Titre : Chamisso, l’homme qui a perdu son ombre
Scénariste : David Vandermeulen
Dessinateur : Daniel Casanave
Coloriste : Patrice Larcenet
Éditeur : Le Lombard
Parution : Mars 2014
Prix : 22,50€
La déveine est un mot qu’Adelbert Von Chamisso connait bien, sans aucunement l’affectionner, car elle ne l’a quasiment jamais quitté depuis sa jeunesse et son départ forcé du château de Boncourt, à l’âge de dix ans, pour l’Allemagne, sous La Terreur. Celui qui, comme son amie Rahel, s’identifiait à un Schlemihl (mot yiddish signifiant déveinard), a toujours eu un mal-être identitaire. Pensez-vous, ce poète romantique, à la double nationalité franco-allemande, ne s’est jamais trouvé au bon endroit au bon moment par rapport à sa condition. Cependant, c’est en mars 1814, il y a précisément deux cents ans, que Chamisso écrivait un des textes les plus emblématiques de la littérature allemande. Il s’agit du conte romantique Peter Schlemihl, l’homme qui a perdu son ombre. Assez paradoxal pour un Français né en Champagne. Dès lors, laissez-vous porter par son incroyable histoire.

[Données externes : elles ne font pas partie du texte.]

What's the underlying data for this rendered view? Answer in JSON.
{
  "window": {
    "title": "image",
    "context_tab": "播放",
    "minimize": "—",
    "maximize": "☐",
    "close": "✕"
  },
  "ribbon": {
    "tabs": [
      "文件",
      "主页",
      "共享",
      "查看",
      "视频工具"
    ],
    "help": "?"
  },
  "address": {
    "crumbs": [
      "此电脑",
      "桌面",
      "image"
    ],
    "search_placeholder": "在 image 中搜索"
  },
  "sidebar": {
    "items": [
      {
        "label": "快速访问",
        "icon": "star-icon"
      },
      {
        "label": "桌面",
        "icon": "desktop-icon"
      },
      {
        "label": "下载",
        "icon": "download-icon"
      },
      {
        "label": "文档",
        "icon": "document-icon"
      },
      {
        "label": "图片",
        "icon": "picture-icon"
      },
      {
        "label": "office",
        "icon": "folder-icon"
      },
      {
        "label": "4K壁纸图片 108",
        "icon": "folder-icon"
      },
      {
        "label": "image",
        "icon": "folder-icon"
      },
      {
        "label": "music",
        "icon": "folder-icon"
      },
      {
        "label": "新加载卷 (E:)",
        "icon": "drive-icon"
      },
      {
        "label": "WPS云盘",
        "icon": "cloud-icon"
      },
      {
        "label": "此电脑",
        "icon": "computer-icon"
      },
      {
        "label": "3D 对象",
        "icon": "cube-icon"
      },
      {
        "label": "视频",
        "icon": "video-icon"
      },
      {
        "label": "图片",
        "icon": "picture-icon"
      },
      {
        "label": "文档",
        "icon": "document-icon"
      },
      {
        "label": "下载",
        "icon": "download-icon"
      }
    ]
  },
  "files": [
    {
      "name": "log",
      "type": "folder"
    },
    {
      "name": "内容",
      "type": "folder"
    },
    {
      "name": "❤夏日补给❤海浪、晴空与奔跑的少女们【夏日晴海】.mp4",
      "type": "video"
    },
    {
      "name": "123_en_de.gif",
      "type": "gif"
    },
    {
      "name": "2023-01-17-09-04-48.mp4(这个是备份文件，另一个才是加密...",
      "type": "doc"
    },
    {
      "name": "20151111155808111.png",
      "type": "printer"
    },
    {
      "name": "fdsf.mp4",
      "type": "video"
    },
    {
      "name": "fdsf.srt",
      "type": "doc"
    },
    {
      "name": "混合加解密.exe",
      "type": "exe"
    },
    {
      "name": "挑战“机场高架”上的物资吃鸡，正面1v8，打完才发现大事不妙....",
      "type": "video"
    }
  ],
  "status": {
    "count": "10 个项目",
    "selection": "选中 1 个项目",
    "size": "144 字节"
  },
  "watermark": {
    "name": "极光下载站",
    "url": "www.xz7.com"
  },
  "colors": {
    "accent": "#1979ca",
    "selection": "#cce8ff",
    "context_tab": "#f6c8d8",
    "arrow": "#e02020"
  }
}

On pourrait croire que le mélange entre la biographie d’un des poètes romantiques les plus malchanceux qui puissent exister et un de ses récits autobiographiques soit d’un profond ennui. Que nenni ! En effet, cette idée de base de la série Romantica, dont Chamisso, l’homme qui a perdu son ombre est le deuxième opus, est très originale et surtout très instructive. La manière et le ton avec lesquels David Vandermeulen (Fritz Haber) l’aborde rend l’ensemble tout à fait passionnant et des plus attrayants. On sent au fil des pages monter une irrépressible envie d’en savoir plus et d’aller à la découverte de ce poète franco-allemand que le scénariste rend incroyablement attachant. Paradoxalement, la richesse des recherches retranscrites ne nuisent, à aucun moment, à la fluidité du récit, bien au contraire. Le texte est immersif tout autant que peut l’être le dessin de Daniel Casanave (Villain, l’homme qui tua Jaurès). De fait, le dessinateur nous plonge dans de superbes décors qu’il maîtrise parfaitement car ce sont ceux de son enfance. La dynamique de son graphisme, associée aux couleurs romantiques de Patrice Larcenet, est en symbiose totale avec les textes. Pour finir, disons que Chamisso est une œuvre très réussie qui se love dans un très bel écrin au format à l’italienne, avec son singulier marque-page en soie façon Pléiade.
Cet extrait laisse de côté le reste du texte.